Prise en charge et suivi social

L’action ne s’arrête pas au retrait. Le plan prévoit une procédure de protection en plusieurs étapes : mise en sécurité, identification des parents, évaluation sociale, puis orientation vers les services compétents. L’accent est mis sur la réunification familiale, la réinsertion scolaire et le suivi psychosocial.

Une attention particulière sera accordée aux enfants victimes des réseaux de mendicité organisée, de l’exploitation sexuelle ou travaillant la nuit.

Conscient que la répression seule ne suffit pas, le Parquet Général mise sur de vastes campagnes de sensibilisation à destination des parents, tuteurs, employeurs, leaders religieux et communautaires. Radios communautaires, télévisions, affiches et causeries éducatives seront mobilisées pour rappeler les interdits légaux et les dangers du travail des enfants.

Enfin, un mécanisme de coordination interinstitutionnelle est instauré, avec des cadres locaux de concertation, des systèmes d’alerte rapide et des échanges d’informations réguliers entre les différents acteurs.

Chaque parquet devra transmettre un rapport mensuel au Parquet Général avant le 5 de chaque mois, avec des indicateurs précis : nombre d’opérations, d’enfants retirés, de campagnes menées, difficultés rencontrées. Une évaluation trimestrielle permettra d’ajuster le dispositif.

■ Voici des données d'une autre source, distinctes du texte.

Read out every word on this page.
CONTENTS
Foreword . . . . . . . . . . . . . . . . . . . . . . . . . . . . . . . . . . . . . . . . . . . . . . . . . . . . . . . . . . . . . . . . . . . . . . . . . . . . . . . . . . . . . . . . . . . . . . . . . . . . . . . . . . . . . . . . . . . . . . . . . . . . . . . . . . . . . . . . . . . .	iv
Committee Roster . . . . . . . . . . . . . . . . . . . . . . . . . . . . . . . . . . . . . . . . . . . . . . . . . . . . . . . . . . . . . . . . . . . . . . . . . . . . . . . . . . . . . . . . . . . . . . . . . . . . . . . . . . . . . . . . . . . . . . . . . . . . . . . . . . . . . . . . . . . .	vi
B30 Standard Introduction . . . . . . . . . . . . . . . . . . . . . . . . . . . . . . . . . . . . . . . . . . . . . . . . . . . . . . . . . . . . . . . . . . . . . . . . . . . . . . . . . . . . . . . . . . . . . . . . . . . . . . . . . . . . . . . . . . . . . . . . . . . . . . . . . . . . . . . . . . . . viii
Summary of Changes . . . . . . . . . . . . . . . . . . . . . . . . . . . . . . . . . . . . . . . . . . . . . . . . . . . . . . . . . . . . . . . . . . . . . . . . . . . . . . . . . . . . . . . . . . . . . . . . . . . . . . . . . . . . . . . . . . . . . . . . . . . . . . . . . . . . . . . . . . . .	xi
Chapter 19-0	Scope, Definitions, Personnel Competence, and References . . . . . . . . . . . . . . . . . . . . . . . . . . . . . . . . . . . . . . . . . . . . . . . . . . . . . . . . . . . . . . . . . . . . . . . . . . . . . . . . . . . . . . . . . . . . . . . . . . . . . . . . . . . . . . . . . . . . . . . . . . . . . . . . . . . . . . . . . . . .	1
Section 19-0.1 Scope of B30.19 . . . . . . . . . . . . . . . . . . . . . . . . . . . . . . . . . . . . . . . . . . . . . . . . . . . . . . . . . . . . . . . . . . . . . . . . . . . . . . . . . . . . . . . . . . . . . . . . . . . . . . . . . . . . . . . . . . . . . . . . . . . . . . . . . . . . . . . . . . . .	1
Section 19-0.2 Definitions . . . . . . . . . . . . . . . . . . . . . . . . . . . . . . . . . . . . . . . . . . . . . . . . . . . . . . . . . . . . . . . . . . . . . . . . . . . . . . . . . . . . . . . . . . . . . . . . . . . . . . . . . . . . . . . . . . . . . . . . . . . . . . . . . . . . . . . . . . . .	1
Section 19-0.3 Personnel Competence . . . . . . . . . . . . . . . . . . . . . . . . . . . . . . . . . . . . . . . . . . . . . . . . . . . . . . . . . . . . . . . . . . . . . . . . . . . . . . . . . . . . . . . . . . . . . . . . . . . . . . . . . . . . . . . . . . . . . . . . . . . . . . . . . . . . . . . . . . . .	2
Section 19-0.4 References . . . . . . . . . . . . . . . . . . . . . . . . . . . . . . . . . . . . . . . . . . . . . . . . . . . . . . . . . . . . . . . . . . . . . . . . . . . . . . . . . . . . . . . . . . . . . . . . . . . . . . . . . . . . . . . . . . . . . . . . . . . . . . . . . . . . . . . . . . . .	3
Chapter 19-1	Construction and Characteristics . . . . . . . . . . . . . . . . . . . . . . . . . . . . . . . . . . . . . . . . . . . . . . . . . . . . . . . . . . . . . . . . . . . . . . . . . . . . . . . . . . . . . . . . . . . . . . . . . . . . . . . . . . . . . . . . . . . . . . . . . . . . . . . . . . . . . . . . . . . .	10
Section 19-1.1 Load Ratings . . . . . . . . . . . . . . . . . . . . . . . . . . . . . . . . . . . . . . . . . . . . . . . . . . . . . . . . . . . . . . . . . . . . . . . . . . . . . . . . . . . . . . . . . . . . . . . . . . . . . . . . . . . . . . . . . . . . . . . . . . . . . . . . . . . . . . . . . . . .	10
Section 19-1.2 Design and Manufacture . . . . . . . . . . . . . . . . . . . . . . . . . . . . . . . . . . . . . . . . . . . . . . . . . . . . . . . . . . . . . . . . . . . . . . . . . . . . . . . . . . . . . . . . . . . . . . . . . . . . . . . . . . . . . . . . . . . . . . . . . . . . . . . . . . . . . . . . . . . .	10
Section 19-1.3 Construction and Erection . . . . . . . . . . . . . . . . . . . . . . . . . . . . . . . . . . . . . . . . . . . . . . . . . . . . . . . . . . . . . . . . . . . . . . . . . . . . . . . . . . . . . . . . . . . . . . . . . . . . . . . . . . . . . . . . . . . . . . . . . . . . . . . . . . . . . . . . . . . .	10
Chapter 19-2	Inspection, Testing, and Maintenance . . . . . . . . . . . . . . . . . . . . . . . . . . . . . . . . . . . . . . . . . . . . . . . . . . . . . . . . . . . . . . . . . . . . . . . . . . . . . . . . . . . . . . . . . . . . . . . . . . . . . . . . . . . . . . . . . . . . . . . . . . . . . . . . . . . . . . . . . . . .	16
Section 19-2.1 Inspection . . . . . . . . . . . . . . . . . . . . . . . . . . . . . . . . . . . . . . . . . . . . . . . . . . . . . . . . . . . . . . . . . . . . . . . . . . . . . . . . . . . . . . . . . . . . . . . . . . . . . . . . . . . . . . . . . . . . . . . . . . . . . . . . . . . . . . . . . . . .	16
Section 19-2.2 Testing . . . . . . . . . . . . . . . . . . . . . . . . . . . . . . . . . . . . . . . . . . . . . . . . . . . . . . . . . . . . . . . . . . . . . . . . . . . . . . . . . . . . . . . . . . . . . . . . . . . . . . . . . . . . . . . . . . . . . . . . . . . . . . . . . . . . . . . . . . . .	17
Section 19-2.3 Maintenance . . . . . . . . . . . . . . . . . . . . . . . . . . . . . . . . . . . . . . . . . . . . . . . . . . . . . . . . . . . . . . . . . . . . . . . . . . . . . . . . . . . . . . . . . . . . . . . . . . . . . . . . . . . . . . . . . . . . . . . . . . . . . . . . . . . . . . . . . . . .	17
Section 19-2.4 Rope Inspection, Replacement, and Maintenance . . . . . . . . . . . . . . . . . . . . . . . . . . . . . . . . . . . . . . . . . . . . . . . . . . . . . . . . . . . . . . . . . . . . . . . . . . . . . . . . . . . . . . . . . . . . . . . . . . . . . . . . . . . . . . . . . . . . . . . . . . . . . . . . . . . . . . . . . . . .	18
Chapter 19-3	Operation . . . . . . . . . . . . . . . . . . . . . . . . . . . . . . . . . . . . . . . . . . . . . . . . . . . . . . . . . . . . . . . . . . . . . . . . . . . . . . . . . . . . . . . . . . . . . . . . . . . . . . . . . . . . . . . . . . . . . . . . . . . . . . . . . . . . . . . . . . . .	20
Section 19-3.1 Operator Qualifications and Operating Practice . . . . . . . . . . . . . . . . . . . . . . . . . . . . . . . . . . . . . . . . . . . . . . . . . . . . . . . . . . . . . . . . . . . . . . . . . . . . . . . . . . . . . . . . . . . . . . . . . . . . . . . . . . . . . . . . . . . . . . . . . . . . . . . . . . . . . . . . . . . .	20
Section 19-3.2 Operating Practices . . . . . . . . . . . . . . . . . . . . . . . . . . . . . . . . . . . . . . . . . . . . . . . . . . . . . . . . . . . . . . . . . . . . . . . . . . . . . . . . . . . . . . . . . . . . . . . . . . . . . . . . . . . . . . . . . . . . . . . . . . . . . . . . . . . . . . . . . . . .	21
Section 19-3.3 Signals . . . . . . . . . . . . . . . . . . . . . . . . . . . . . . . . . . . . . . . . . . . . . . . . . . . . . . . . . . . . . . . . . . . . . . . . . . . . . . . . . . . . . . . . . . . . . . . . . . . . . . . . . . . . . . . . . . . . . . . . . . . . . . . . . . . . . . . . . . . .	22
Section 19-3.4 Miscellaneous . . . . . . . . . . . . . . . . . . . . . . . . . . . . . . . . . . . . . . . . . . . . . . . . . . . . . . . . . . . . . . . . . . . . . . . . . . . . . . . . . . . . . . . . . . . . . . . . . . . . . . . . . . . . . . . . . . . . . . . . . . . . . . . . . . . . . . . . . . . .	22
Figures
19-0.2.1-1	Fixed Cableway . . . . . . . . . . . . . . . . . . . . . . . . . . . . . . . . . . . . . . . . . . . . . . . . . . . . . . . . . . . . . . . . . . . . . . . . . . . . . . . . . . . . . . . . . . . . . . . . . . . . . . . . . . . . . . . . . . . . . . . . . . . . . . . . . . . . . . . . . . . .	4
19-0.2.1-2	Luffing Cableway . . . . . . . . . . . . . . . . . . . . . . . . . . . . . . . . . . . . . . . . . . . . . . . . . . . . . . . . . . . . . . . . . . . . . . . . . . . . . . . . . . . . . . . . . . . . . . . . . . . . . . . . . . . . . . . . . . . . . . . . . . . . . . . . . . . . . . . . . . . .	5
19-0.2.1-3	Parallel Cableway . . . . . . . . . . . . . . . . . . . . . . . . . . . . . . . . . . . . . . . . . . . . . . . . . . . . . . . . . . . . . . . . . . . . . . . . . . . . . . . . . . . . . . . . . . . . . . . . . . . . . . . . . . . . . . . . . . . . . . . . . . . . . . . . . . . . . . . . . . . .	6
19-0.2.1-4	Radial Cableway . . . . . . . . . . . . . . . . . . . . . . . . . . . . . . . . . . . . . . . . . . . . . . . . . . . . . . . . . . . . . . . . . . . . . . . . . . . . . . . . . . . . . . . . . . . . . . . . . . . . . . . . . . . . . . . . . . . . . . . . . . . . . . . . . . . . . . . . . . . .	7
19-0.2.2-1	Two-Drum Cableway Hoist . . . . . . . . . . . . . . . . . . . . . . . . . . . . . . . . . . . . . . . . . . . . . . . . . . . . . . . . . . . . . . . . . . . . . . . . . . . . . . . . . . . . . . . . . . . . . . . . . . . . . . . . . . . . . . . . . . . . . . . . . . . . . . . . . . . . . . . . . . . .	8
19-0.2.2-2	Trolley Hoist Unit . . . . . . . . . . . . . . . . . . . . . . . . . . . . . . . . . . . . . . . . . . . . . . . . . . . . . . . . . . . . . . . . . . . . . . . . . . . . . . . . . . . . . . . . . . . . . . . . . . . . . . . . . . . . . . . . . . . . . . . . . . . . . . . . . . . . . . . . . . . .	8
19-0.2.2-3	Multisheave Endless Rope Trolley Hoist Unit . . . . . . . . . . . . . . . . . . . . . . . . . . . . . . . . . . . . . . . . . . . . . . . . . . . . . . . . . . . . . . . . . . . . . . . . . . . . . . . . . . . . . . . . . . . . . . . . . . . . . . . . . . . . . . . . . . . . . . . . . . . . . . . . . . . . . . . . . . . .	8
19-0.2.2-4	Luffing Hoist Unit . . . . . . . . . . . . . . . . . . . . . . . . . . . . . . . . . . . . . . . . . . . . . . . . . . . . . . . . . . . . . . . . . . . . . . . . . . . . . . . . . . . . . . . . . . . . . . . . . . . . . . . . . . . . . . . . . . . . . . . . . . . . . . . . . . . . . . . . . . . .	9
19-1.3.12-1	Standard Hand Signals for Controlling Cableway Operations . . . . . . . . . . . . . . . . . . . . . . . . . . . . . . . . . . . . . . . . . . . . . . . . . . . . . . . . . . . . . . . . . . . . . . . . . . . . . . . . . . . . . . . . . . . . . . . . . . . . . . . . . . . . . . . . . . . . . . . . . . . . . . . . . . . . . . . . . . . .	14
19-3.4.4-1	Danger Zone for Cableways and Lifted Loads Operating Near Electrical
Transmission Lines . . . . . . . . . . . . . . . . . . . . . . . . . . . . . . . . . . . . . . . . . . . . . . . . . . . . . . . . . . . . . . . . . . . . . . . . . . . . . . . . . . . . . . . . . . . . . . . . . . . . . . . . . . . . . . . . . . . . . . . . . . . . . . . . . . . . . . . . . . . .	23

« Ce plan doit faire l’objet d’une application rigoureuse, coordonnée, permanente, uniforme et proactive », insiste le document. Le ministère public, dans sa mission de défense de l’ordre public et de protection des personnes vulnérables, entend ainsi préserver les enfants de toute atteinte à leur dignité, leur sécurité et leur développement.

Les prochaines semaines diront si cette offensive judiciaire et sociale tient ses promesses. Une chose est sûre : la tolérance zéro est désormais affichée dans le ressort de la Cour d’appel de Conakry.